Data in Cassandra is organized in tables, which are themselves broken down in rows and columns. A (table, key, columnName) represents the address of data. Unlike a relational database, Cassandra does not force all keys in a table to have the same set of columns. Tables in Cassandra are sharded by primary key (which identifies a row of data) and clustered by clustering key. The shard defines which machine owns the row. Clustering defines the order the data is written in. Rows can have time limited data (set TTL on write) and specify triggers (action that happen when data changes).

Cassandra is designed for high write throughput, at the cost of read speed. This is due to using a log-structured merge-tree (LSM-Tree) as opposed to B+ tree which is ubiquitous in most other databases (e.g. MySQL). Briefly, a LSMT database strive to write data sequentially since sequential write is much faster than random write for both HDD and SSD. Data is kept in a cache and a set of files which contains sorted data. When the number of files gets too large, compaction merges N-files together. The cache can return read operations for most recently used data, but reading colder data is costly since it must be binary-searched in the sorted files. Writing is very fast because it is mostly just appending data to a file.

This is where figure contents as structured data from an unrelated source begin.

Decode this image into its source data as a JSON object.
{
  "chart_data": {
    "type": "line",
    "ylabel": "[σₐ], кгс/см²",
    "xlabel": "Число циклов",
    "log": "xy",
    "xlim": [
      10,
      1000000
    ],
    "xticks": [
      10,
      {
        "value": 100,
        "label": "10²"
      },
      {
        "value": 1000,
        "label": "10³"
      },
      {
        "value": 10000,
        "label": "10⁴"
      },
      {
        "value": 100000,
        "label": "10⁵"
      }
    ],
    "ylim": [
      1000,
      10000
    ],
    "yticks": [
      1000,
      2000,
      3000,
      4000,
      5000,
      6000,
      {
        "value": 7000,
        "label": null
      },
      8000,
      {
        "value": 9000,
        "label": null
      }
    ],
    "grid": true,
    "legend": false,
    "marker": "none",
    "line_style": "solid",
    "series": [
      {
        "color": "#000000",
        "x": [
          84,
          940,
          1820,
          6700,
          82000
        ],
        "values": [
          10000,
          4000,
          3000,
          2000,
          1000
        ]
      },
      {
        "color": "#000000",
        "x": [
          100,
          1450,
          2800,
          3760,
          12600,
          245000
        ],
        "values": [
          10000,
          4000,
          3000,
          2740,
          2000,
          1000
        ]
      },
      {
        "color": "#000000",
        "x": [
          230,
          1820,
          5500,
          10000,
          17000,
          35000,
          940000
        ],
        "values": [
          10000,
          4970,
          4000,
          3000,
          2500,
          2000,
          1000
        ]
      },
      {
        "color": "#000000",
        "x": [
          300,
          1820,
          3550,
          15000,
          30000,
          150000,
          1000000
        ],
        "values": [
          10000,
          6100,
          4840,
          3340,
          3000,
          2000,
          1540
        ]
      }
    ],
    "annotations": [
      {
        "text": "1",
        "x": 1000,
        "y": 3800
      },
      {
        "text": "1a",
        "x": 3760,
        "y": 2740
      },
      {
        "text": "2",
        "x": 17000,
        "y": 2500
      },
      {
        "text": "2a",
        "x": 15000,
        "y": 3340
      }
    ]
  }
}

Cassandra allows fine-tuning of data replication settings on a per-table basis. The default mode is quorum, where a R + W > N consensus is necessary in order to accept a write or server a read. Lightweight transactions are also possible through the IF clause, but (of course, there is no free lunch) at the cost of giving-up availability.

Unlike Amazon Dynamo, Cassandra does not use vector clocks. Rather, it relies on a last-write-wins scheme and hopes that clocks skew is minimal. This is a weak point of Cassandra, in the case of network partition, two clients can end-up writing a key on different nodes. If the nodes do not have a synchronized clock, last-write wins means that one of the two client (not necessarily the one that wrote data last) will have his data overwritten and not be aware of it.

Similar system: Amazon Dynamo, Google BigTable, Azure Table, HBase, Riak.

A few distinctions between the systems:

• Cassandra came 2 years after Amazon Dynamo and can be considered an hybrid between BigTable and Dynamo.
• Amazon Dynamo is offered as a platform (par-per-use), Cassandra and HBase are Apache open-source projects: you can pick a provider for pay-per-use or deploy to your own data-center.
• Both Cassandra and HBase are partition-tolerant systems, but Cassandra focuses on availability at the cost of consistency; HBase focuses on consistency at the cost of availability. In CAP-parlance, Cassandra is an AP-system and HBase is an AC-system.

## Honorable Mentions (May Add Sections for Those Later)

• Thrift: RPC framework.
• Spark & Flink: mapreduce-type analytics.